Statement from Emma Revie, chief executive of the Trussell Trust 

“We are so grateful to Steve and Luca, and everyone involved at the crime writing festival, for raising vital funds in order to support our work. Every donation will help us continue to support our network of food banks to provide the best possible emergency help to people referred at an uncertain time.

“We’re working closely with our network to understand each food bank’s situation, and how we can best support them. Wide-ranging conversations are continuing with national partners, exploring how we can work together to help ensure people can access support in the coming weeks, how we get vital food to the places it’s most needed, and how we can help boost volunteer numbers in areas where extra volunteers may be needed.

“Everyone should be able to afford their own food and the support from this festival will help people get the emergency support they need today, while working towards a future where people have enough money for the essentials in life.”

About Two Crime Writers and a Microphone – Two Crime Writers and a Microphone is a podcast launched in 2017 and has built through live events into one of the most popular lit podcasts with thousands of listeners per week. Hosted by bestselling crime writers Steve Cavanagh and Luca Veste , over 100 episodes of the show have been released with some of the biggest and best crime writers in the business as guests.

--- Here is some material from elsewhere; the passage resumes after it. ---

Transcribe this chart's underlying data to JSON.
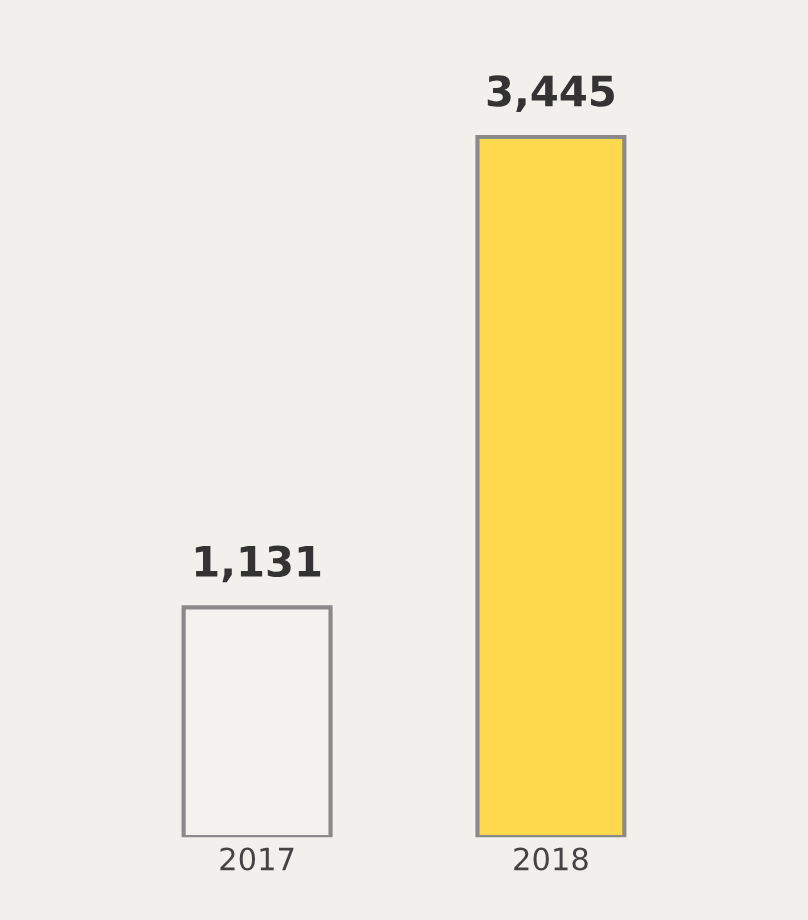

About The Trussell Trust – We support a nationwide network of food banks and together we provide emergency food and support to people locked in poverty, and campaign for change to end the need for food banks in the UK. There are more than 1,200 food bank centres in our network, we estimate this is about two thirds of the food banks in the UK. We support these food banks to provide a minimum of three days’ nutritionally-balanced emergency food to people who have been referred in crisis (for instance by advice agencies, GPs, social services and schools), as well as support to help people resolve the crises they face. More than 14 million people in the UK live below the poverty line. We know it takes more than food to end hunger. So we bring together the experiences of food banks in our network, and their communities, to challenge the structural economic issues that lock people in poverty, and campaign for change to end the need for food banks in the UK.